Want to walk among the branches of 100-feet redwoods? A walk on the Capilano Suspension Bridge will do the trick. Capilano Suspension Bridge is a must see in the Vancouver tourist book. What makes this park so special is the 450-ft long suspension bridge that stretches above the Capilano River among the giant redwoods at a height of 230-ft. This is a bridge like no other.
The Capilano Bridge
The bridge was originally built in 1889 and though over the decades it has switched owners many times, one thing has remained the same – the strong safe and awe-inspiring suspension bridge that still lures visitors from all over the world.
I did wonder how the name Capilano came about?
The names origins goes back to the First Nations name belonging to the Squamish Nation and was originally spelled Kia’palano, meaning beautiful river. Over time “Kia’palano” was anglicized into Capilano, a word that has now become the common name of the bridge and the surrounding areas.
Treetops adventure is an attraction where visitors can walk from one giant Douglas-fir tree to another on a series of elevated suspension bridges.
Here some redwoods reach as high as 110 feet (33.5m) above the forest floor. This is a fun series of seven suspension bridges that are attached to eight 250-year-old Douglas-fir redwoods.
This innovative and award-winning treetops bridge series was designed to accommodate the continuous growth of the trees. The viewing platforms are attached to a unique tree collar system that is adjustable and moveable and has no nails or bolts hammered into the trees making it safe for the trees and like no other canopy walk in the world.
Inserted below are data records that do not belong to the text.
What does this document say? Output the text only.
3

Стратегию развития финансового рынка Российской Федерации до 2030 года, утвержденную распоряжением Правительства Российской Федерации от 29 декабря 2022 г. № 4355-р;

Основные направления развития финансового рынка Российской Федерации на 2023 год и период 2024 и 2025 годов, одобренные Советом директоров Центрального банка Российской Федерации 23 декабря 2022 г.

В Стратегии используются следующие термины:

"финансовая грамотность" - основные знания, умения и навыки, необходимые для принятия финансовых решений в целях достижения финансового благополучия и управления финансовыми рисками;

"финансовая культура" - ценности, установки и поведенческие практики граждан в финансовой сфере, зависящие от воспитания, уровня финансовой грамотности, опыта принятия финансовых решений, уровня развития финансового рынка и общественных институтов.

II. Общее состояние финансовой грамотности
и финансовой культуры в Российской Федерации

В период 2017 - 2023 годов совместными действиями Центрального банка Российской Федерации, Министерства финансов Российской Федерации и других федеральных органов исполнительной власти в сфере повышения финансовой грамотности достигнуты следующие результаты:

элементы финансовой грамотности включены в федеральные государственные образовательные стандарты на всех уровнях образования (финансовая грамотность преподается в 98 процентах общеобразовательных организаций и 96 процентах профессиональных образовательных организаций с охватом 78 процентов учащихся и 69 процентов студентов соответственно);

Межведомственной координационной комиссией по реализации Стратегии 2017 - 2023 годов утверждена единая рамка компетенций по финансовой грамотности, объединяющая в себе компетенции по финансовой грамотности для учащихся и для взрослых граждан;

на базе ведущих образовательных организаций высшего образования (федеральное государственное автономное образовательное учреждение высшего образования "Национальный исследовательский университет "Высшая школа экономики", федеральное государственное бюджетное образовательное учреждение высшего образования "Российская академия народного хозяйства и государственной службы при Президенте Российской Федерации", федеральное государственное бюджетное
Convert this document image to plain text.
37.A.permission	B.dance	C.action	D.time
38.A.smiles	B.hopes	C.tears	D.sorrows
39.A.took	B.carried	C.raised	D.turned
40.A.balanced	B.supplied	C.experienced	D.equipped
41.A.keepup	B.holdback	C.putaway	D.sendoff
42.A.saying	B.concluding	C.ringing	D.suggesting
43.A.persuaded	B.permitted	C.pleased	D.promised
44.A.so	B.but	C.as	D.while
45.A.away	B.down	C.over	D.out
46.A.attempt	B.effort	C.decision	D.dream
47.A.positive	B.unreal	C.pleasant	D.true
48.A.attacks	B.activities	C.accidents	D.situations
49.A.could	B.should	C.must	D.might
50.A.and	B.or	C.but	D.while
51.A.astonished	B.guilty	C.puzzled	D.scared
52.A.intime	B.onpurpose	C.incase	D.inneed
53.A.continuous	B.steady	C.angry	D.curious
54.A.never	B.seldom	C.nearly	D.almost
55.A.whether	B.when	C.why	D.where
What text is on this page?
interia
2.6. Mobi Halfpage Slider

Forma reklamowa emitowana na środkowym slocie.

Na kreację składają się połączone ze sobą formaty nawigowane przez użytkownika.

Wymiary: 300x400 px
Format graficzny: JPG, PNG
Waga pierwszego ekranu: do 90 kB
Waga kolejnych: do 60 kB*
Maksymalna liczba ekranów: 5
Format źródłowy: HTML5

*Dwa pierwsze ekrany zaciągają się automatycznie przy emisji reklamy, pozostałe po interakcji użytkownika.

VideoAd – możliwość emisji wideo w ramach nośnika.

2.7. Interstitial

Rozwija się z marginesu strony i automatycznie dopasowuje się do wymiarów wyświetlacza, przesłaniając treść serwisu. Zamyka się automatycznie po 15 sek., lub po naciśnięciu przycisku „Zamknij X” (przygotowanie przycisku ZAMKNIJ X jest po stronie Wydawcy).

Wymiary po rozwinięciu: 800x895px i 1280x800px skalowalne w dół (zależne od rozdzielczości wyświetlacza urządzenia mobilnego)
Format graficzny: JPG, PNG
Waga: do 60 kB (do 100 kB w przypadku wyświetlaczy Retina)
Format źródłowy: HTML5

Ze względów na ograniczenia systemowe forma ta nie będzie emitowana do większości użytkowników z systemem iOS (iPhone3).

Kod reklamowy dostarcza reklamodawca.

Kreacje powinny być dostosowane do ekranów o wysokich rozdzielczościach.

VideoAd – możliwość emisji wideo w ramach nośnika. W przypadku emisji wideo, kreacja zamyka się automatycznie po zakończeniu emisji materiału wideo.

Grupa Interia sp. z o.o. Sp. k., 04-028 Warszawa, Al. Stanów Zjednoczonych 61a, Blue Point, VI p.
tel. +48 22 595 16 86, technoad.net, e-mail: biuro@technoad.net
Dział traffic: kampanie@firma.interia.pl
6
These environmentally conscious suspensions bridges have been recognized for extraordinary innovation with numerous national tourism and engineering awards.
Coincidentally we ran into our friend John who was giving his brother-in-law and grandkids from UK a tour of the suspension bridge park as well 😀.
Cliffside Walk is the newest attraction at the park which gives visitors a chance to walk on the side of a cliff on suspended walkways that jut out from the granite cliff above the Capilano River.
Walking on these suspended steps one can see the forest floor below and in some areas look down through glass steps to the river as well. This was a very unique experience!
Walking on the suspension bridges and the cliffside steps is not for the faint of heart.
Anjali and I were hesitant to go any of these as we get seasick pretty fast 😳 – seasick you wonder, what does that have to do with the bridge? Well, walking on 450-ft of a suspended bridge with lots of people – the bridge sways back and forth and it makes you feel like you are swaying in the ocean and you kind of get seasick. One can get a good ab workout too 😊, because one has to balance effectively to stay upright while walking on this bridge.
Same goes for the cliff side steps, you have to have no fear of heights! Since the objective of this nature hike is to experience how it is to be 100 feet high up off a cliff looking down.
Capilano Suspension Bridge Park is a must see when visiting Vancouver. The best part of this excursion is the clean fresh air once experiences while exploring this giant redwood forest and the opportunity to feel like Tarzan walking from one redwood tree to another.